I’ve come back down from the mountain (or “down the hill,” as the Idyllwildians say), with my books, my notes, my well-used computer, my drafted pages, my dirty laundry, and whatever leftovers I had from the refrigerator, including, surprisingly enough, a Trader Joe’s Dark Chocolate bar and a handful of M&Ms, and so glad to be here.
While I was away, I received an email from my friend and sister writer, Anitra, asking if my experience of a month-long writing retreat might be a productive topic for other writers who might like to go on such a retreat, and asked me several good questions.
Whether my writing about my experience on retreat might be helpful for other writers, I can’t say, but I’m a believer in sharing our experiences, strength, and hope and so following is the first of two parts of my responses to Anitra’s questions.
Anitra: Were you joyful to go to the page in the mornings?
Judy: Yes. But not every morning. Some mornings I was distracted by anxiety—this is where my morning yoga practice and a brief meditation really served. Lighting my candle helped, too. The ritual of doing these things each morning calmed me. There were mornings I had doubts whether I’d be able to come up with any words. Not even good words, just any words at all, or had I used them all up the day before. And some mornings I took my time going to the page, building the sweet anticipation of another whole day to spend doing what I love.

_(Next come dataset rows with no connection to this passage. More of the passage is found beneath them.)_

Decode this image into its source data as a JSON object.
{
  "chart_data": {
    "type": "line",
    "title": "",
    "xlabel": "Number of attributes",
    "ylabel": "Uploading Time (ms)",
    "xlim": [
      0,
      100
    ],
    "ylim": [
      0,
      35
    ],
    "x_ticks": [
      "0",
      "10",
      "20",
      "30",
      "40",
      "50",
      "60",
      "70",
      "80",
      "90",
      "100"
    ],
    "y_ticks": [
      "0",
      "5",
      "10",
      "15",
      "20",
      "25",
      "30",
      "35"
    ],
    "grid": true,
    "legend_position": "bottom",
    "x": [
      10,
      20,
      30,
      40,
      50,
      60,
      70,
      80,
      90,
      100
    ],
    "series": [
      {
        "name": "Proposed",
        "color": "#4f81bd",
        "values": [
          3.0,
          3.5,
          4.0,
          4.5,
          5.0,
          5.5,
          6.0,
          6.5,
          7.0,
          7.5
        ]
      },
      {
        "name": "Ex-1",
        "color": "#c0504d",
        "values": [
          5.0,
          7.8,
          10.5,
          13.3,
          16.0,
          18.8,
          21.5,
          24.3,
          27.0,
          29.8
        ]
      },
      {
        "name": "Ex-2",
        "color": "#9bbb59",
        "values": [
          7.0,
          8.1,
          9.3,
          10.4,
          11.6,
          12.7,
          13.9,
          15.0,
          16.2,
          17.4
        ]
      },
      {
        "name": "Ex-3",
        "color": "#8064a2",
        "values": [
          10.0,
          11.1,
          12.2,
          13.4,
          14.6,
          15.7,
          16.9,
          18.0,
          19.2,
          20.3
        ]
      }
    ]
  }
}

Anitra: Did you get lonely, and if so, was that a drag on your forward motion with the writing?
Judy: I’m an extrovert; a bit unusual for a writer I understand. That’s probably one of the reasons I do so many writing groups and workshops. Why I hang out with so many other writers, and go to readings and literary events. Why I love living where I live. I know some of my more introverted writing friends don’t understand this about me, and I sometimes think they don’t approve, but I am by nature, in love with people and so, YES! I got lonely. Read my journal for the pitiful details.
But was it a drag on my forward motion with the writing? Not really. I’d created an order to the days as mentioned above—the yoga, the meditation, the lighting of the candle, and setting to work. While I was working, I wasn’t conscious of the loneliness, or the anxiety I might have experienced earlier. It was only after I’d finished for the day that I became aware of how alone I was, how no distractions, how nothing planned, how dark the night.
Anitra: Did you have to take “people breaks” to socialize?
Judy: There’s a café in Idyllwild—Higher Grounds Coffeehouse—where I went a few afternoons each week after I’d finished the day’s work. I’d order a delicious Americano, sometimes a freshly baked chocolate chip cookie, maybe flirt with the barristas. Never mind if they’re as young as my youngest students. I was lonely! Here’s where I answered a few emails, and occasionally listened to some music. I also came “down the hill” one weekend during the month away for a workshop I had previously scheduled. While I was in town I had dinner with a friend, attended a book party for another sister writer, Dylan Yates, whose new book The Belief in Angels, was just released, had Sunday morning coffee with my Thursday Writers cohost, Steve, and generally talked to anyone who would listen. Also, I’m a member of a certain, anonymous 12-step group, and I attended meetings in Idyllwild a few times. That helped hugely with the loneliness and isolation. And I had my iPhone for a few phone conversations when I needed a shot of friendship. (Always after the days’ work was done.)
I’ll share more experience, strength and hope and respond to more questions in another blog. Right now, I need to get back to work!
What about you, writers. How would you respond to some of Anitra’s questions?